Namun, semua itu masih belum pasti, lantaran pada saat yang sama tidak ada pimpinan atau utusan partai oranye itu yang menghadiri deklarasi AMIN di Surabaya maupun saat pembentukan tim pemenangan AMIN di Jakarta. Kepastian itu masih menunggu musyawarah Majelis Syura, sebagai lembaga tertinggi di PKS, yang rencananya baru akan menggelar rapat pada Jum'at, 15 September 2023 ini. Bagaimana kelak hasil musyawarahnya? Menarik ditunggu, apakah partai anak muda (saat didirikan tahun 1998) yang kini semakin beranjak sepuh itu akan tetap mendukung AMIN, atau memilih opsi lain. Meski pun harus diakui, opsi lain itu sangat kecil.
Memilih keluar dari KPP lalu berlabuh mendukung Ganjar jelas musykil. Bukan saja bakal mendapat resistensi keras dari anggota dan konstituennya, tetapi juga karena keengganan dari PDIP. Sekjen PDIP, Hasto Kristianto, pernah menyatakan dengan tegas, partainya siap berkoalisi dengan partai manapun kecuali PKS. Bergandengan dengan KIM yang mengusung Prabowo sebagai Capres, juga terlalu sulit. Bukan saja lantaran kekecewaan mendalam yang dipendam, juga kehadiran PKS di KIM hanya sekadar jadi pelengkap. Selain Gerindra, di situ juga sudah berhimpun Golkar, PAN, Gelora, dan mungkin juga Demokrat. Golkar dan PAN sudah punya jago masing-masing untuk mendampingi Prabowo sebagai Cawapres.

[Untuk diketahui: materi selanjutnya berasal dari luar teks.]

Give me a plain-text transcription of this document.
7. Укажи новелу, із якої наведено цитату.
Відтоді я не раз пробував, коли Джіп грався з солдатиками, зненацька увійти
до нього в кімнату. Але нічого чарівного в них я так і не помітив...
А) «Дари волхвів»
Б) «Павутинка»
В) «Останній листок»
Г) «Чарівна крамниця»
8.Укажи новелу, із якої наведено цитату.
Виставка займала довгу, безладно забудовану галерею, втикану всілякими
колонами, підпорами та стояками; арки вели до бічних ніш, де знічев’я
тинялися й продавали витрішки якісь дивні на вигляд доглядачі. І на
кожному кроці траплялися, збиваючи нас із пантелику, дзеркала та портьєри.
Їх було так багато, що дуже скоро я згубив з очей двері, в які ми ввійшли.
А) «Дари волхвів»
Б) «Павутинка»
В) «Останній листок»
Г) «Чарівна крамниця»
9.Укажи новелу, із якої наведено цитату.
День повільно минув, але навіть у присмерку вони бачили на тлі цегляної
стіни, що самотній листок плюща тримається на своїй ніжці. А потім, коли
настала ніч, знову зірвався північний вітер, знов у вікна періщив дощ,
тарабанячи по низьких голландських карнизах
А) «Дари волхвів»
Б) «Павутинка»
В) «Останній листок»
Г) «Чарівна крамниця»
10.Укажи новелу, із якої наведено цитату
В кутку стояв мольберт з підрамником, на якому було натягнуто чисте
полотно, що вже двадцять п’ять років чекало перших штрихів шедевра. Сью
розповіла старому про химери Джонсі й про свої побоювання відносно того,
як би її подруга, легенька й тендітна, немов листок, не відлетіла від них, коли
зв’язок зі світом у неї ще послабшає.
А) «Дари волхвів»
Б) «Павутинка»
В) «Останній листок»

Membangun poros baru bersama Demokrat dan juga PPP, seperti pernah digagas Sandiaga Uno, rasanya juga utopia. Sandy sendiri yang semula getol menyuarakan hal itu, belakangan malah menyatakan PPP tetap berkoalisi dengan PDIP. Andaipun PPP berani keluar dari koalisinya, tidak mudah pula mengajak Demokrat bergabung. Jika Demokrat mau bergabung, sudah dapat ditebak akan mengajukan AHY sebagai Capres/Cawapres. Di sisi lain, ambisi Sandy jadi cawapres juga tak dapat dibendung. Akankah PKS mau berpayah-payah membangun poros baru yang bukan saja tidak membuka ruang bagi kadernya sebagai Capres/Cawapres, tetapi juga diperkirakan akan sulit menang.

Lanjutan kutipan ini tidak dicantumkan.